Et de marteler : «Je ne fais pas de recrutement sur des raisons autres que professionnelles». «Aucune personne n’est protégée à l’AP-HM, c’est clair !», a-t-il aussi lancé.

Le secrétaire FO à l’AP-HM Marc Katramados,a dénoncé de son côté «un rapport qui ne sert à rien», où «tout est faux». «Il y a toujours des jaloux... Rien ne m’inquiète, ça me fait même rire ! Le clientélisme, c’est des conneries», a-t-il poursuivi, considérant que ce rapport qui «ressemble à un règlement de comptes»ne vise qu’à «casser l’image de l’AP-HM et sa nouvelle équipe de direction».

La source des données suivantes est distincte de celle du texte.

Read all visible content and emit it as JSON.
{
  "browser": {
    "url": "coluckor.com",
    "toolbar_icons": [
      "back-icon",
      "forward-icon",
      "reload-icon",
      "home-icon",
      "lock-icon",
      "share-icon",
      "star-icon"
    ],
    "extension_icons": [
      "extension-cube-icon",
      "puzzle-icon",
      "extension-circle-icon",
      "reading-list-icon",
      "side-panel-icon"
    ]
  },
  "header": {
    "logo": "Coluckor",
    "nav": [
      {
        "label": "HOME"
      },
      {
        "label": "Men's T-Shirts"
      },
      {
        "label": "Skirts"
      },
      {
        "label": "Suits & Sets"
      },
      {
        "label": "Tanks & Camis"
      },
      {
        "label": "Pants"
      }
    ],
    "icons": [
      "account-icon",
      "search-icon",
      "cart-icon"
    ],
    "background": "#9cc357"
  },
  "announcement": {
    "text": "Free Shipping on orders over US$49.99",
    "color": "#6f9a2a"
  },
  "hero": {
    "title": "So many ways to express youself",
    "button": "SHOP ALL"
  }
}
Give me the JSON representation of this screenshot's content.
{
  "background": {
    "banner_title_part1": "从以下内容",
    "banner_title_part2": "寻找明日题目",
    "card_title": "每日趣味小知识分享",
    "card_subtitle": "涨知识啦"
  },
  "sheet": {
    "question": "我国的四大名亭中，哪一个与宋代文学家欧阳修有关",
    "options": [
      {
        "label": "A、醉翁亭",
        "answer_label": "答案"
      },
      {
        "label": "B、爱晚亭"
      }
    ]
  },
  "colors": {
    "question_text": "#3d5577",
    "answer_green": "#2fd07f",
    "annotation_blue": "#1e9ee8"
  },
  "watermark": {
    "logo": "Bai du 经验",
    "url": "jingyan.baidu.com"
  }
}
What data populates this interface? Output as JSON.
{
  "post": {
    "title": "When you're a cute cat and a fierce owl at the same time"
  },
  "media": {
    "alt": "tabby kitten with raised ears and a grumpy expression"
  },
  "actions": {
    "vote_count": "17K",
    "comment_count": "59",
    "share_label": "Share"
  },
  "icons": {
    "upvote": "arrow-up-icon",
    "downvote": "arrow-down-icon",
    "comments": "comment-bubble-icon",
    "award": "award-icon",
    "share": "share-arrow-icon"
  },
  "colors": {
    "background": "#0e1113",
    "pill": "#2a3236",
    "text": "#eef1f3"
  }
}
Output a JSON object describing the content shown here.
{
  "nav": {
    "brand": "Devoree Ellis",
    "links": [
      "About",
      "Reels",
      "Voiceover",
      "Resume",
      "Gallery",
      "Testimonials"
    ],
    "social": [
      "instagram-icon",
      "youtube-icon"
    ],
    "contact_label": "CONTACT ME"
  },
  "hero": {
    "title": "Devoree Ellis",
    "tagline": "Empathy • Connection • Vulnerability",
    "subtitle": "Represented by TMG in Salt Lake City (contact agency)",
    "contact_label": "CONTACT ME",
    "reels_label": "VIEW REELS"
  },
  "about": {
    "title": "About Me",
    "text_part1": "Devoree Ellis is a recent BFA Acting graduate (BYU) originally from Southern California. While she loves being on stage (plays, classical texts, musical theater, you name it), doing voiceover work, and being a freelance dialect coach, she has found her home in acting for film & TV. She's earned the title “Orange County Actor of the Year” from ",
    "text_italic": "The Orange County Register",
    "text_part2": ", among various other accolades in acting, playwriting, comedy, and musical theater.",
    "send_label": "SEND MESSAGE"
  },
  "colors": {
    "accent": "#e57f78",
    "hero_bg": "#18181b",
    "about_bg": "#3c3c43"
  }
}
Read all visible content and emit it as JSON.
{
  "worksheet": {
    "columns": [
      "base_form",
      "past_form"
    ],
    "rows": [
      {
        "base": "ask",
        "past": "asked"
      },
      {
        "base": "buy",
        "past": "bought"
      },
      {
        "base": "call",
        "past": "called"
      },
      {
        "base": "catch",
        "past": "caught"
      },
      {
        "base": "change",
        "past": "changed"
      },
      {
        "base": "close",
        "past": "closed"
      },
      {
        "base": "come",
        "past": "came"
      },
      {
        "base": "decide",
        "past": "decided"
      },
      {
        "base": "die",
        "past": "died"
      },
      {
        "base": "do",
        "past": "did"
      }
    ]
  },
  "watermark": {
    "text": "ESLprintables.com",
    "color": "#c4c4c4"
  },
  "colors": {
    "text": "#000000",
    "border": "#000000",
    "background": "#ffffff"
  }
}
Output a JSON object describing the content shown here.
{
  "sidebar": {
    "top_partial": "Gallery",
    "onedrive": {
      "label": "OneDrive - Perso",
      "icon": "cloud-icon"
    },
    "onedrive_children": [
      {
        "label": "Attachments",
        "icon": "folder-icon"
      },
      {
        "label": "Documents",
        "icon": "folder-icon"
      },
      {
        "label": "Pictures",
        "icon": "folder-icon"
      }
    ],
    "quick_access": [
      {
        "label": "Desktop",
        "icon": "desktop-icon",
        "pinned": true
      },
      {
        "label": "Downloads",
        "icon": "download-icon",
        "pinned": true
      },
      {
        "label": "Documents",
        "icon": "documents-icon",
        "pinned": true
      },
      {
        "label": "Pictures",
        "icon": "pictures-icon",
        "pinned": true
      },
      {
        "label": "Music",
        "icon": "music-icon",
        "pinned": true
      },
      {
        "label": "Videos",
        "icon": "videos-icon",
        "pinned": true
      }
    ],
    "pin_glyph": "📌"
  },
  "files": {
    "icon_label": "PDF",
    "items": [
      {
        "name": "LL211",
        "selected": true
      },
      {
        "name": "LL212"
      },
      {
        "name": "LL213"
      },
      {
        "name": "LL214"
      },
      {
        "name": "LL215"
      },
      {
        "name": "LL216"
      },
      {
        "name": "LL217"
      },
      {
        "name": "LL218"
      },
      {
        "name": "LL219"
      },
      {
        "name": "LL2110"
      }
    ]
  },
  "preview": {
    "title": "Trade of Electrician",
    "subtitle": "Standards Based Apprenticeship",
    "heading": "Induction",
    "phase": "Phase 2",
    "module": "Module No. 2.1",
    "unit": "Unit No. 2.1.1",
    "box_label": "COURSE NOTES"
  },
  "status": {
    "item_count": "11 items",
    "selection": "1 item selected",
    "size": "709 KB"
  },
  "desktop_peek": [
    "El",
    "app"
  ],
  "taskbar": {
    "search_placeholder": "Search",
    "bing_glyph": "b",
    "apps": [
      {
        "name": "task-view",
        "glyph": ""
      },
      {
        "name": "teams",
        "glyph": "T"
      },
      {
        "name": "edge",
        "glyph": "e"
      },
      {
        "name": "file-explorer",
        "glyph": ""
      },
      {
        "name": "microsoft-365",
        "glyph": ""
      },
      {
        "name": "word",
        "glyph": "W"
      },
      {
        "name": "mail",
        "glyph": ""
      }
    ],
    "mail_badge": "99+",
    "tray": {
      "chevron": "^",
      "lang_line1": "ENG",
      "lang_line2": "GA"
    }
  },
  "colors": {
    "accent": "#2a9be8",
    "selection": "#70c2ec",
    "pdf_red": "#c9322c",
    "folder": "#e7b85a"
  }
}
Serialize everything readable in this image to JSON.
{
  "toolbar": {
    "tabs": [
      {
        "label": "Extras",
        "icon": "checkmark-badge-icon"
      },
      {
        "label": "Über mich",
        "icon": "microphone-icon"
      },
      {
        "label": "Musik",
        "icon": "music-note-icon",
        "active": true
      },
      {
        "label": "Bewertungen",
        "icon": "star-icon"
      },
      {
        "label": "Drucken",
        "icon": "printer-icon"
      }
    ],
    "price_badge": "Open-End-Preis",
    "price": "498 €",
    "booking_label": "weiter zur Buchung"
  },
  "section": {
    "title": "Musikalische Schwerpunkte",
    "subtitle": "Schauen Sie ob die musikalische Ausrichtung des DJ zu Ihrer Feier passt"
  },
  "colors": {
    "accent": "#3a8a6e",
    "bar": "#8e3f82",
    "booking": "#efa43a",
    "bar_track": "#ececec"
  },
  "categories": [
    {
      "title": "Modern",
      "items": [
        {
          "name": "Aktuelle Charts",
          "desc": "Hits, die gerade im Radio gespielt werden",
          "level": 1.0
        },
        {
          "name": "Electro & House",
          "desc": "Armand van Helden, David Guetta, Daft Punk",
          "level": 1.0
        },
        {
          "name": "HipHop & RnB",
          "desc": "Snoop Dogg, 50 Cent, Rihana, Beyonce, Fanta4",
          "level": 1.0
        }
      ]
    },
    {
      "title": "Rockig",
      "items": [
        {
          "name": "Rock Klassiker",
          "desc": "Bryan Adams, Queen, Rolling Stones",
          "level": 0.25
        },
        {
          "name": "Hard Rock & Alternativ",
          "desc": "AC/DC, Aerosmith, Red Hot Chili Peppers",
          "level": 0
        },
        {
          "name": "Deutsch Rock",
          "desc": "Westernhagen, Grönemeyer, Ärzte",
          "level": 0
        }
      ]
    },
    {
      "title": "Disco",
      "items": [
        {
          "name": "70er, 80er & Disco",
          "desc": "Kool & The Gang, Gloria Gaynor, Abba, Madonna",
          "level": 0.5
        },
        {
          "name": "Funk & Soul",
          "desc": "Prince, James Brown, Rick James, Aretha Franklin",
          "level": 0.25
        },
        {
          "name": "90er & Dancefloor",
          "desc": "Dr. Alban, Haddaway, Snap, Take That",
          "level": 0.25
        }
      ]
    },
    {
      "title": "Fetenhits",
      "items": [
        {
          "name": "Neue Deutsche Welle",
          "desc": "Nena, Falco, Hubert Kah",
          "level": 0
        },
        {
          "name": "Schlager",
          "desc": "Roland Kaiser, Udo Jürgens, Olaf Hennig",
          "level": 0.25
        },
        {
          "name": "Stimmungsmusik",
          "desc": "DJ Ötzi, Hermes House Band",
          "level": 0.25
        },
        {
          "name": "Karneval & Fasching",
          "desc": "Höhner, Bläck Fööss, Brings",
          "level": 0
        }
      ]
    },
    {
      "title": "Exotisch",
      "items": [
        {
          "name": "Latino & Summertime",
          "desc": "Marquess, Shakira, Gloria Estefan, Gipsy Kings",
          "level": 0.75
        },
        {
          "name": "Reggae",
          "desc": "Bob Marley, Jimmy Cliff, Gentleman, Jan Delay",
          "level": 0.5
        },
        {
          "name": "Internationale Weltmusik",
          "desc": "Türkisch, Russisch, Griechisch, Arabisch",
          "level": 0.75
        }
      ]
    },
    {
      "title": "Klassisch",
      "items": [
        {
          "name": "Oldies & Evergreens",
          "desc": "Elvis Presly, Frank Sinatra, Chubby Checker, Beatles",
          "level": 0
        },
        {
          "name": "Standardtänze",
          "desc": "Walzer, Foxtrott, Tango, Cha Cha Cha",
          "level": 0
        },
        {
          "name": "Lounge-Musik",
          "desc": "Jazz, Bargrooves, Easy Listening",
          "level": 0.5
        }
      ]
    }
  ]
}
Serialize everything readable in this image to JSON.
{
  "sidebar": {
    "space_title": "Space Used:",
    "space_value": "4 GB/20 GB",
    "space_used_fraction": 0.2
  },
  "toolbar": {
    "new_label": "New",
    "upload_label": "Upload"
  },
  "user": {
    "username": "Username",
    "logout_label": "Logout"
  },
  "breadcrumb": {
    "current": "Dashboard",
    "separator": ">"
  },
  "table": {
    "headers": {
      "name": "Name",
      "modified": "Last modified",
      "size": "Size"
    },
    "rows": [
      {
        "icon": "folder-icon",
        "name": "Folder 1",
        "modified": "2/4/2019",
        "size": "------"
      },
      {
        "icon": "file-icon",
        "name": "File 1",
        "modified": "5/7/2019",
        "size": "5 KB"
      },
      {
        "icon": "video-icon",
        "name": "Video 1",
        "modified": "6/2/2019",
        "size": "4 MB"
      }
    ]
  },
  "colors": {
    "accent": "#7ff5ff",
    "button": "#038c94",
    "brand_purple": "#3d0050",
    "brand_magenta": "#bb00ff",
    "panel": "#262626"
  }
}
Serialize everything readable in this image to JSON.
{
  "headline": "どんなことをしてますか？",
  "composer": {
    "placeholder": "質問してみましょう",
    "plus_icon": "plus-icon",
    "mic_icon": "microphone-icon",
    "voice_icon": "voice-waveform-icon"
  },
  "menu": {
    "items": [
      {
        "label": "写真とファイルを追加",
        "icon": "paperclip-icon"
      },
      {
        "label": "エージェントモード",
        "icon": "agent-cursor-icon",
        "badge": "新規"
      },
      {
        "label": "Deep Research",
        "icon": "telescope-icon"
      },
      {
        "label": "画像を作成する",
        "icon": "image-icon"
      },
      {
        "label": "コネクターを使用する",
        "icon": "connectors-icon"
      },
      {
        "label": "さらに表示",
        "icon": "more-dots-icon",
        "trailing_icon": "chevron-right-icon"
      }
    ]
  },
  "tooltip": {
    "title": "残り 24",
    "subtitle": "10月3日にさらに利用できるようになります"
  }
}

Celle-ci a présenté le 28 octobre au ministère de la Santé le plan de «redressement» sur 5 ans de l’AP-HM. «Il y un temps pour semer, un temps pour récolter, et je peux vous dire qu’on recoltera», a conclu Jean-Jacques Romatet, insistant sur la mise en place d’une «nouvelle organisation».

L’Assistance publique-Hôpitaux de Marseille (AP-HM), troisième CHU de France, emploie environ 15 000 agents sur quatre sites.